Crowdfunding for Equity Solutions Series, #10: SEC Suggests – Bring Foreign Capital to the US via Crowdfunding

SEC suggests – Bring foreign capital to the US via crowd funding

By David Drake

 

Crowd funding had $1.5 billion in transactions in 2011.  Because of the attention being given to the crowd funding bill, we are looking at a $3.2 billion market in 2012.  Almost all of that projected market is currently happening outside crowd funding for equity transactions.  In this nascent industry, half of that projection is also from the production of US companies.  Now our holding firm, The Soho Loft, is proposing that we should export our expertise abroad.  The US Commerce department agrees.

 

At our first meeting with the SEC, we quickly learned there would only be one self-regulatory organization involved, FINRA. Shortly thereafter, we revamped CFIRA so part of it became a trade association (CFPA) while the acronym CFIRA was modified to mean the Crowd Fund Intermediary Regulatory Advocates.  This positioned our organization to actively lobby for a regulatory environment that would facilitate effective crowd funding for equity.

 

One of the topics we haven’t asked the SEC about during my last three visits is how do we get foreigners without social security numbers to place investments in the US? This is extremely difficult  when tracking investors is legally required.
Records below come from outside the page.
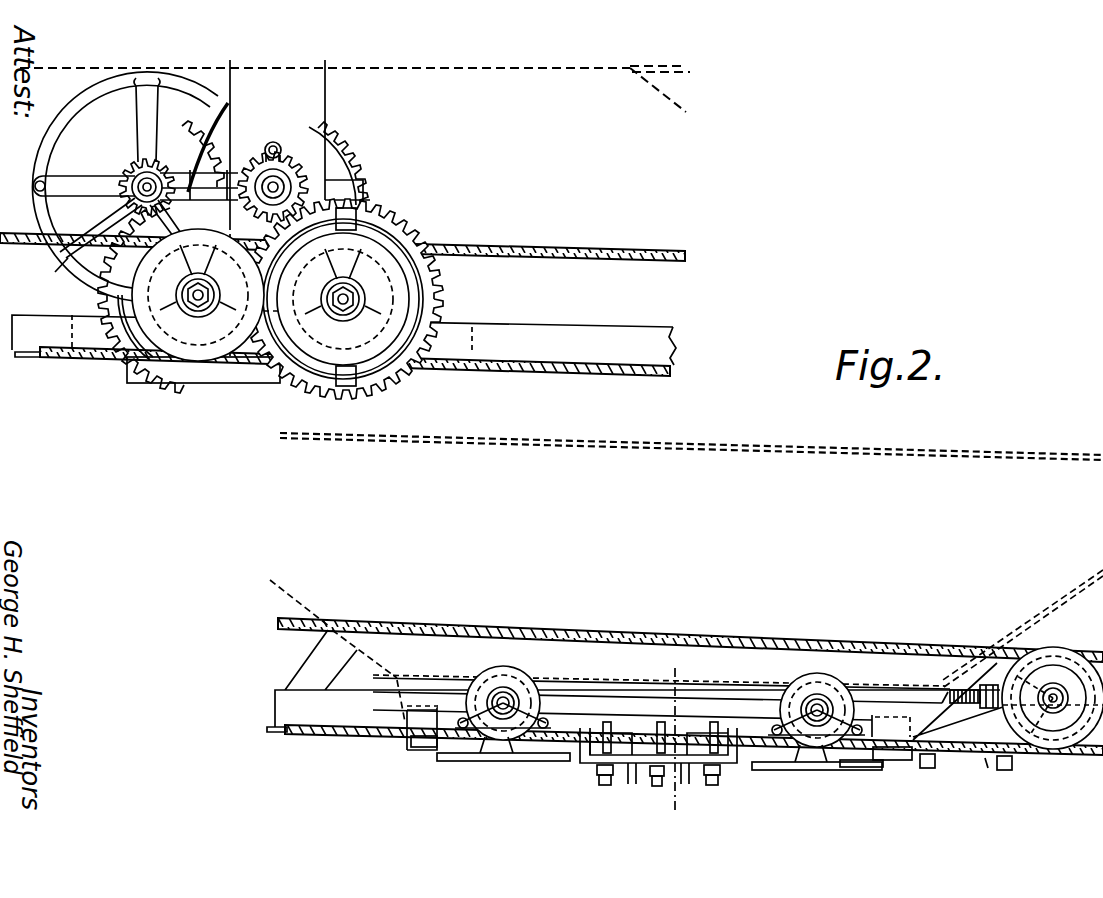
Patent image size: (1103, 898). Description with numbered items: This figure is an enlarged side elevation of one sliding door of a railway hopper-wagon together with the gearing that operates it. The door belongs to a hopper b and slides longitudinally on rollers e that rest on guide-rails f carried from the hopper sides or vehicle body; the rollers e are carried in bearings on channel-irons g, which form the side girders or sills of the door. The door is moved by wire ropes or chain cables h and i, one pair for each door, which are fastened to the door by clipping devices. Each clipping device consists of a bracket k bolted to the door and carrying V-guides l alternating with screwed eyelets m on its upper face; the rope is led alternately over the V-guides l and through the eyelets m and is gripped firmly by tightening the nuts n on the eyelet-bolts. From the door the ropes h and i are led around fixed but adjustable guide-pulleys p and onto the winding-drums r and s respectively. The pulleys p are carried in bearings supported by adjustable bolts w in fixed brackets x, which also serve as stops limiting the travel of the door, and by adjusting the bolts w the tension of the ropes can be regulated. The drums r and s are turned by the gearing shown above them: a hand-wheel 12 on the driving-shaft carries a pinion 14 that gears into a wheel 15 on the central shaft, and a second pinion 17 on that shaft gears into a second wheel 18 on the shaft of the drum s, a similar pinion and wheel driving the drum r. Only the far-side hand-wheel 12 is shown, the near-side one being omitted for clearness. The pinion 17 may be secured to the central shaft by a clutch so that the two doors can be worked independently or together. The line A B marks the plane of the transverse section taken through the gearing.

The hand-wheel 12 is at (44, 152).
The pinion 14 is at (133, 170).
The wheel 15 is at (342, 163).
The second pinion 17 is at (286, 166).
The second wheel 18 is at (445, 295).
The hopper b is at (666, 90).
The guide-rails f is at (618, 328).
The wire ropes or chain cables h is at (50, 278).
The wire ropes or chain cables i is at (962, 768).
The winding-drum r is at (198, 295).
The winding-drum s is at (343, 299).
The rollers e is at (516, 690).
The brackets k is at (647, 778).
The V-guides l is at (585, 726).
The screwed eyelets m is at (677, 728).
The nuts n is at (720, 778).
The channel-irons g is at (905, 760).
The fixed brackets x is at (986, 782).
The guide-pulleys p is at (1040, 748).
The adjustable bolts w is at (974, 685).
The section line A B A is at (685, 729).
The section line A B is at (684, 814).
It seems logical to use an SSN for this, but there might be a more effective option. Our next conversation with the SEC will include this question, and I will highlight the recommendation that foreign investors should not be excluded.  We will ask the SEC to consider allowing foreign investors to invest with an Individual Taxpayer Identification Number (ITIN). The IRS passed an ITIN regulation on Dec. 17, 2003. It reads, in part:

 

“Foreign buyers and sellers of U.S. real property interests need Taxpayer Identification Numbers (TINs) to request reduced tax withholding when disposing of the property interest, and to pay any required withholding. Individuals who do not qualify for Social Security Numbers (SSN) may obtain Individual Taxpayer Identification Numbers (ITINs) to meet the requirement to supply a TIN.

 

The Internal Revenue Service implemented new procedures, effective December 17, 2003, to strengthen controls on ITINs and ensure the numbers are issued for tax administration purposes only.”

 

ITINs would help import capital to the US and brand US innovation and early-stage investment without having to do expensive road shows and face-to-face meetings.